As a photographer I like to get close to my night-loving subjects and shoot them with minimal impact, so generally I prefer a small, narrow beam, medium power light. Such a light is strong enough to find your subjects but not too strong to scare them away. If you only illuminate light-sensitive subjects with the edge of your beam, you stand a good chance of getting a natural looking photograph. Another trick to get close to light-sensitive subjects is to put a red filter on your light. You can find colored filters in sheets at stores that sell theatrical supplies and cut to fit your light. Some lights come with red lenses as optional accessories. Oceanic creatures don’t see red very well, and the red light optimizes your chances of seeing and photographing night critters with minimum disturbance.

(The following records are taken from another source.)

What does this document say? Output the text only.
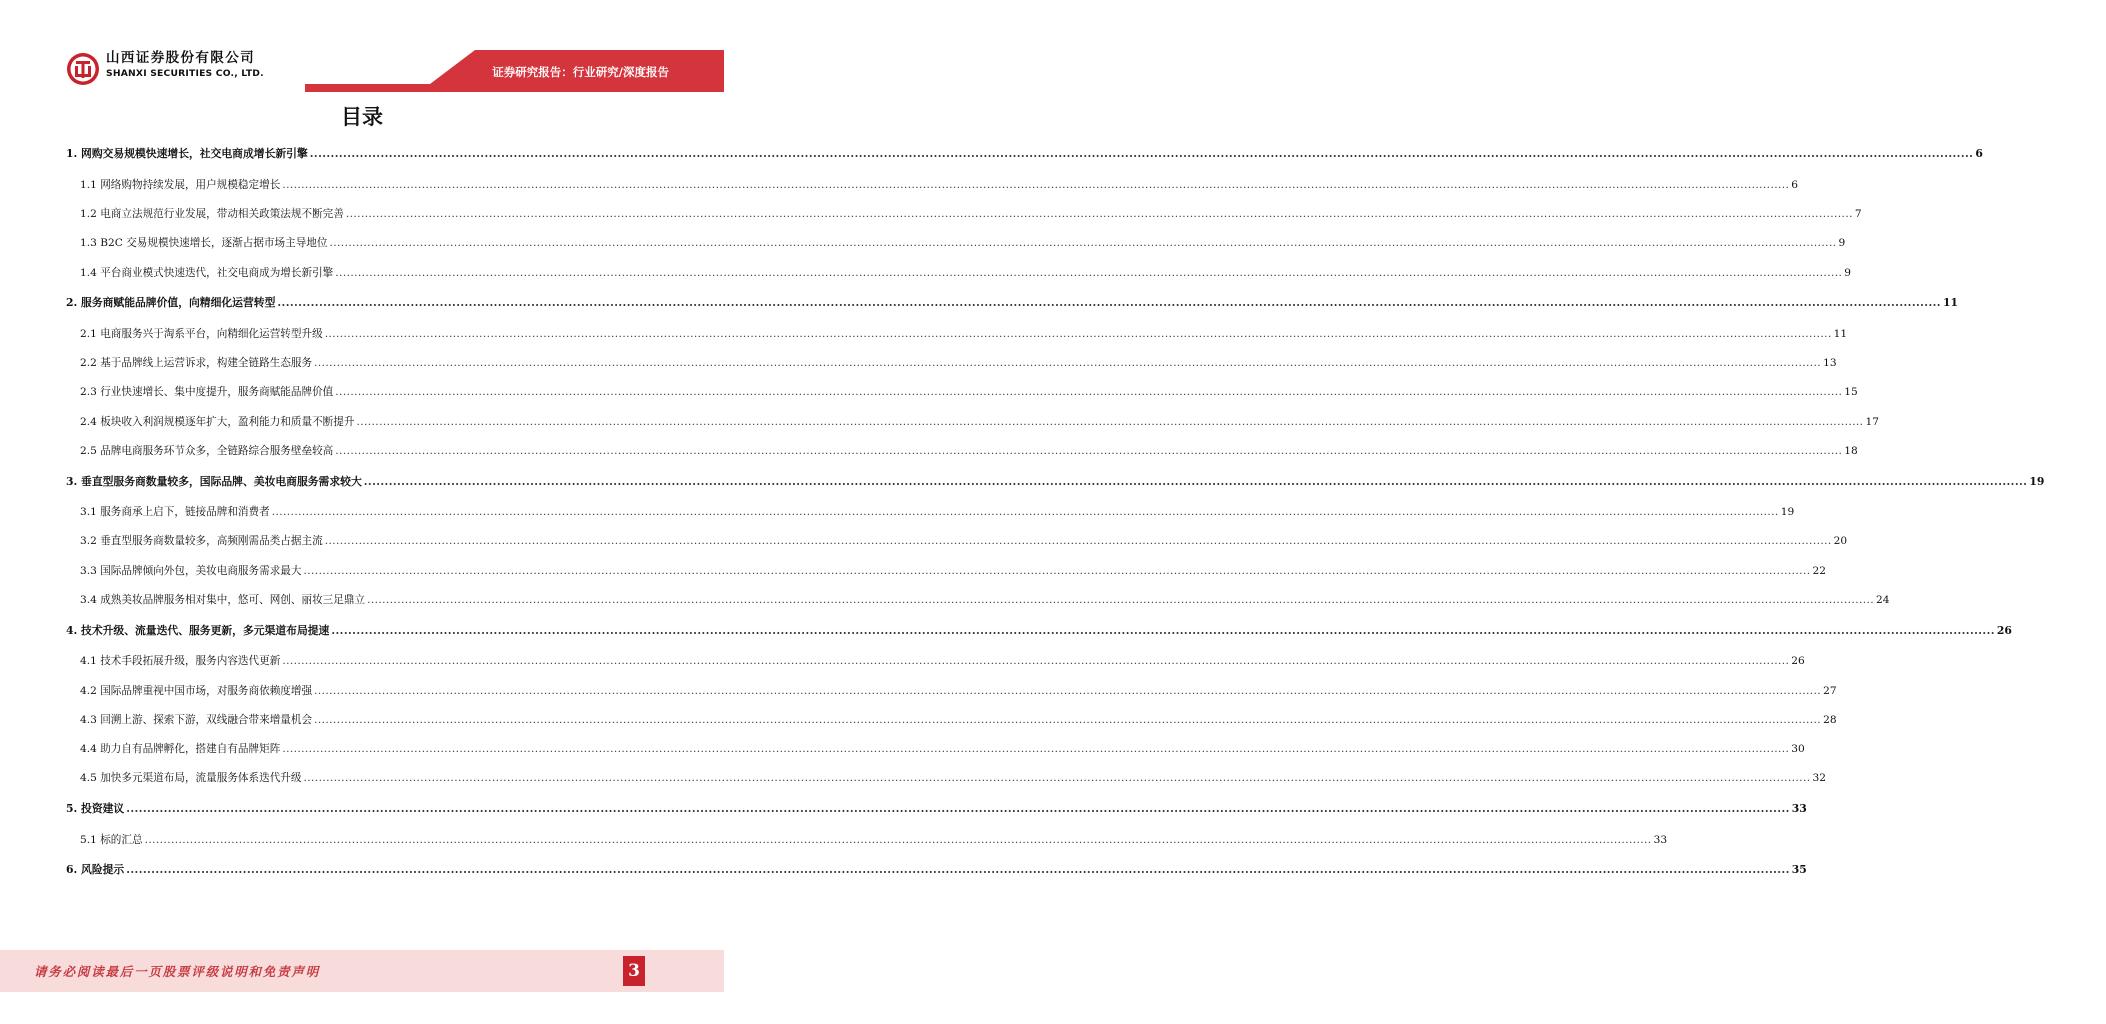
证券研究报告：行业研究/深度报告
山西证券股份有限公司
SHANXI SECURITIES CO., LTD.
目录
1. 网购交易规模快速增长，社交电商成增长新引擎 ................................................................................................................................................................................................................................................................................................................................................................................................................ 6
1.1 网络购物持续发展，用户规模稳定增长 ................................................................................................................................................................................................................................................................................................................................................................................................................ 6
1.2 电商立法规范行业发展，带动相关政策法规不断完善 ................................................................................................................................................................................................................................................................................................................................................................................................................ 7
1.3 B2C 交易规模快速增长，逐渐占据市场主导地位 ................................................................................................................................................................................................................................................................................................................................................................................................................ 9
1.4 平台商业模式快速迭代，社交电商成为增长新引擎 ................................................................................................................................................................................................................................................................................................................................................................................................................ 9
2. 服务商赋能品牌价值，向精细化运营转型 ................................................................................................................................................................................................................................................................................................................................................................................................................ 11
2.1 电商服务兴于淘系平台，向精细化运营转型升级 ................................................................................................................................................................................................................................................................................................................................................................................................................ 11
2.2 基于品牌线上运营诉求，构建全链路生态服务 ................................................................................................................................................................................................................................................................................................................................................................................................................ 13
2.3 行业快速增长、集中度提升，服务商赋能品牌价值 ................................................................................................................................................................................................................................................................................................................................................................................................................ 15
2.4 板块收入利润规模逐年扩大，盈利能力和质量不断提升 ................................................................................................................................................................................................................................................................................................................................................................................................................ 17
2.5 品牌电商服务环节众多，全链路综合服务壁垒较高 ................................................................................................................................................................................................................................................................................................................................................................................................................ 18
3. 垂直型服务商数量较多，国际品牌、美妆电商服务需求较大 ................................................................................................................................................................................................................................................................................................................................................................................................................ 19
3.1 服务商承上启下，链接品牌和消费者 ................................................................................................................................................................................................................................................................................................................................................................................................................ 19
3.2 垂直型服务商数量较多，高频刚需品类占据主流 ................................................................................................................................................................................................................................................................................................................................................................................................................ 20
3.3 国际品牌倾向外包，美妆电商服务需求最大 ................................................................................................................................................................................................................................................................................................................................................................................................................ 22
3.4 成熟美妆品牌服务相对集中，悠可、网创、丽妆三足鼎立 ................................................................................................................................................................................................................................................................................................................................................................................................................ 24
4. 技术升级、流量迭代、服务更新，多元渠道布局提速 ................................................................................................................................................................................................................................................................................................................................................................................................................ 26
4.1 技术手段拓展升级，服务内容迭代更新 ................................................................................................................................................................................................................................................................................................................................................................................................................ 26
4.2 国际品牌重视中国市场，对服务商依赖度增强 ................................................................................................................................................................................................................................................................................................................................................................................................................ 27
4.3 回溯上游、探索下游，双线融合带来增量机会 ................................................................................................................................................................................................................................................................................................................................................................................................................ 28
4.4 助力自有品牌孵化，搭建自有品牌矩阵 ................................................................................................................................................................................................................................................................................................................................................................................................................ 30
4.5 加快多元渠道布局，流量服务体系迭代升级 ................................................................................................................................................................................................................................................................................................................................................................................................................ 32
5. 投资建议 ................................................................................................................................................................................................................................................................................................................................................................................................................ 33
5.1 标的汇总 ................................................................................................................................................................................................................................................................................................................................................................................................................ 33
6. 风险提示 ................................................................................................................................................................................................................................................................................................................................................................................................................ 35
请务必阅读最后一页股票评级说明和免责声明	3
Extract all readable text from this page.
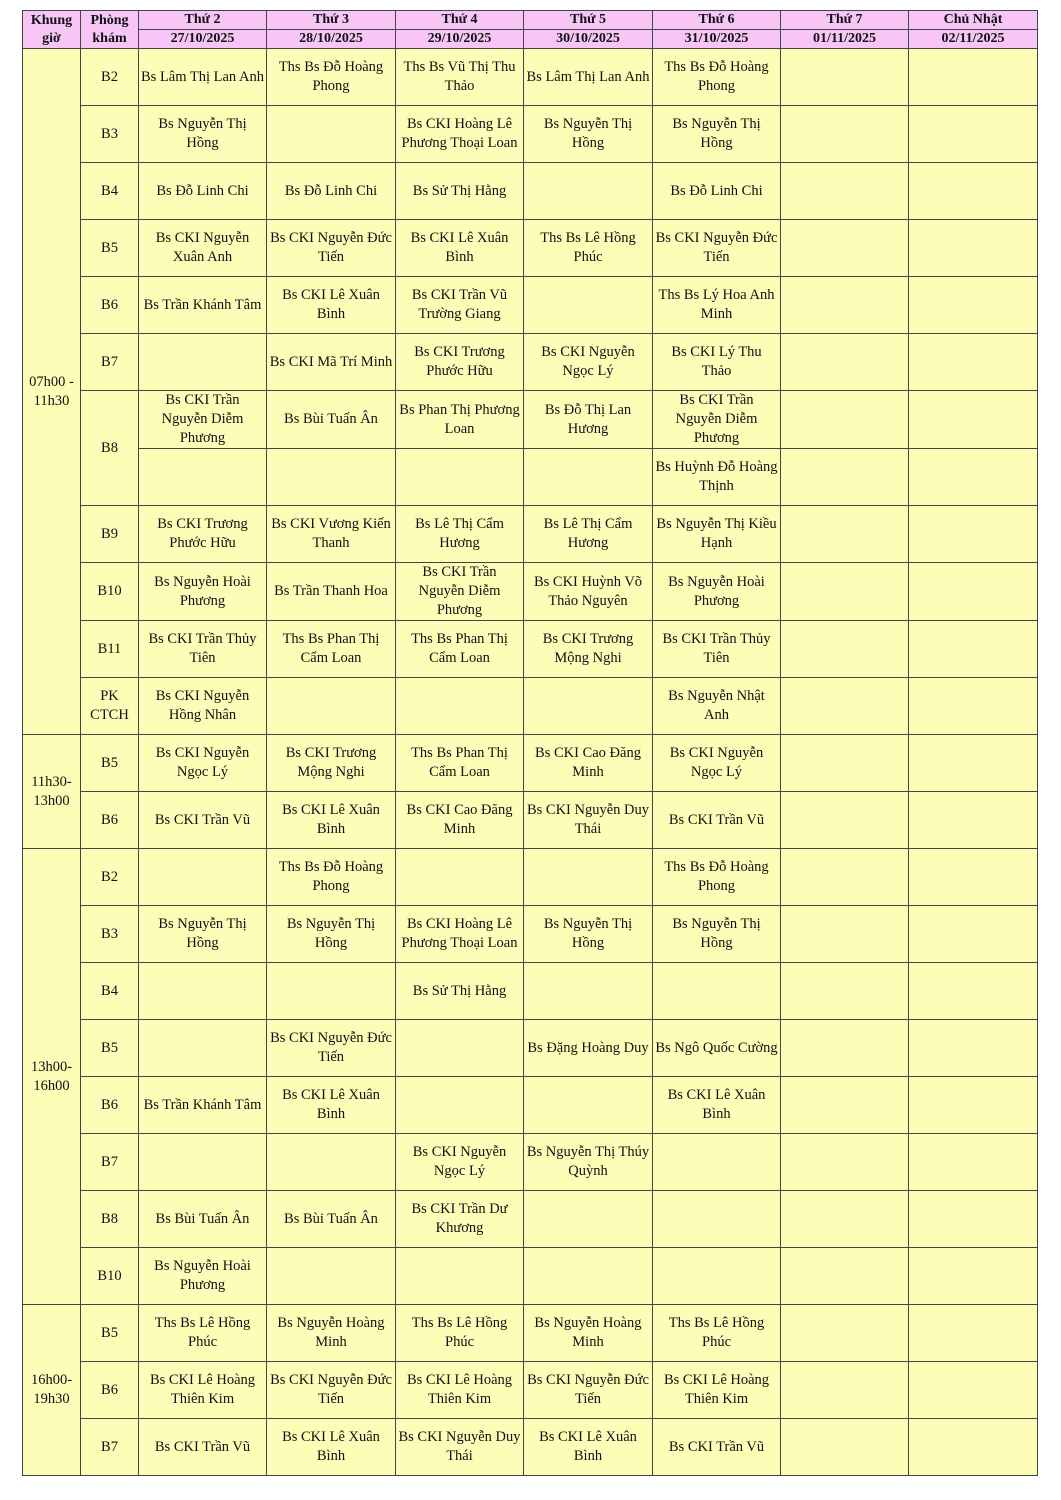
Khung giờ	Phòng khám	Thứ 2	Thứ 3	Thứ 4	Thứ 5	Thứ 6	Thứ 7	Chủ Nhật
		27/10/2025	28/10/2025	29/10/2025	30/10/2025	31/10/2025	01/11/2025	02/11/2025
07h00 - 11h30	B2	Bs Lâm Thị Lan Anh	Ths Bs Đỗ Hoàng Phong	Ths Bs Vũ Thị Thu Thảo	Bs Lâm Thị Lan Anh	Ths Bs Đỗ Hoàng Phong		
	B3	Bs Nguyễn Thị Hồng		Bs CKI Hoàng Lê Phương Thoại Loan	Bs Nguyễn Thị Hồng	Bs Nguyễn Thị Hồng		
	B4	Bs Đỗ Linh Chi	Bs Đỗ Linh Chi	Bs Sử Thị Hằng		Bs Đỗ Linh Chi		
	B5	Bs CKI Nguyễn Xuân Anh	Bs CKI Nguyễn Đức Tiến	Bs CKI Lê Xuân Bình	Ths Bs Lê Hồng Phúc	Bs CKI Nguyễn Đức Tiến		
	B6	Bs Trần Khánh Tâm	Bs CKI Lê Xuân Bình	Bs CKI Trần Vũ Trường Giang		Ths Bs Lý Hoa Anh Minh		
	B7		Bs CKI Mã Trí Minh	Bs CKI Trương Phước Hữu	Bs CKI Nguyễn Ngọc Lý	Bs CKI Lý Thu Thảo		
	B8	Bs CKI Trần Nguyễn Diễm Phương	Bs Bùi Tuấn Ân	Bs Phan Thị Phương Loan	Bs Đỗ Thị Lan Hương	Bs CKI Trần Nguyễn Diễm Phương		
						Bs Huỳnh Đỗ Hoàng Thịnh		
	B9	Bs CKI Trương Phước Hữu	Bs CKI Vương Kiến Thanh	Bs Lê Thị Cẩm Hương	Bs Lê Thị Cẩm Hương	Bs Nguyễn Thị Kiều Hạnh		
	B10	Bs Nguyễn Hoài Phương	Bs Trần Thanh Hoa	Bs CKI Trần Nguyễn Diễm Phương	Bs CKI Huỳnh Võ Thảo Nguyên	Bs Nguyễn Hoài Phương		
	B11	Bs CKI Trần Thủy Tiên	Ths Bs Phan Thị Cẩm Loan	Ths Bs Phan Thị Cẩm Loan	Bs CKI Trương Mộng Nghi	Bs CKI Trần Thủy Tiên		
	PK CTCH	Bs CKI Nguyễn Hồng Nhân				Bs Nguyễn Nhật Anh		
11h30- 13h00	B5	Bs CKI Nguyễn Ngọc Lý	Bs CKI Trương Mộng Nghi	Ths Bs Phan Thị Cẩm Loan	Bs CKI Cao Đăng Minh	Bs CKI Nguyễn Ngọc Lý		
	B6	Bs CKI Trần Vũ	Bs CKI Lê Xuân Bình	Bs CKI Cao Đăng Minh	Bs CKI Nguyễn Duy Thái	Bs CKI Trần Vũ		
13h00- 16h00	B2		Ths Bs Đỗ Hoàng Phong			Ths Bs Đỗ Hoàng Phong		
	B3	Bs Nguyễn Thị Hồng	Bs Nguyễn Thị Hồng	Bs CKI Hoàng Lê Phương Thoại Loan	Bs Nguyễn Thị Hồng	Bs Nguyễn Thị Hồng		
	B4			Bs Sử Thị Hằng				
	B5		Bs CKI Nguyễn Đức Tiến		Bs Đặng Hoàng Duy	Bs Ngô Quốc Cường		
	B6	Bs Trần Khánh Tâm	Bs CKI Lê Xuân Bình			Bs CKI Lê Xuân Bình		
	B7			Bs CKI Nguyễn Ngọc Lý	Bs Nguyễn Thị Thúy Quỳnh			
	B8	Bs Bùi Tuấn Ân	Bs Bùi Tuấn Ân	Bs CKI Trần Dư Khương				
	B10	Bs Nguyễn Hoài Phương						
16h00- 19h30	B5	Ths Bs Lê Hồng Phúc	Bs Nguyễn Hoàng Minh	Ths Bs Lê Hồng Phúc	Bs Nguyễn Hoàng Minh	Ths Bs Lê Hồng Phúc		
	B6	Bs CKI Lê Hoàng Thiên Kim	Bs CKI Nguyễn Đức Tiến	Bs CKI Lê Hoàng Thiên Kim	Bs CKI Nguyễn Đức Tiến	Bs CKI Lê Hoàng Thiên Kim		
	B7	Bs CKI Trần Vũ	Bs CKI Lê Xuân Bình	Bs CKI Nguyễn Duy Thái	Bs CKI Lê Xuân Bình	Bs CKI Trần Vũ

It is wise to dive a site during the day before attempting to dive it at night. If you dive from shore you will need to place two lights, one above and behind the other to mark your exit. In urban areas you can use streetlights or other artificial sources. If you dive from a commercial charter boat, they will have a lighting system in place and suggest how to use it. Each diver should have a locator light positioned on a high point of his or her gear, usually on a valve. Small battery-powered lights are ideal.

Buddies should discuss prior to the dive what various light signals mean. Normally, a circular motion signals “OK,” and a vertical motion “distress,” and use a repeating horizontal motion to get your buddies attention. Never shine your light directly in your buddy’s eyes; this will ruin his or her vision for some time.

You should not be too concerned about your light going out. First of all your buddy will be there to help out, although it is wise to have a backup light. Even without a light there is often enough background light from the moon, boat, or shore to have partial vision. In fact, it is sometimes fun to deliberately turn your light off and enjoy the solitude. Try turning your light out, giving your eyes a few moments to adjust to the darkness, and wave your hand in front of your face. You will then understand the inspiration for the Eagles’ phrase “and sparks fly from her finger tips.” The oceans are filled with bioluminescent bacteria that shine brightly when disturbed.

Not every dive site is a good night diving site. I define a good night diving location as one where you can see things that you would not normally see during the day. There are many California sites where lobsters, octopus, and other critters come out only at night. If you want to see them you will need to dive when they are active. So lose the excuses, and enjoy the night.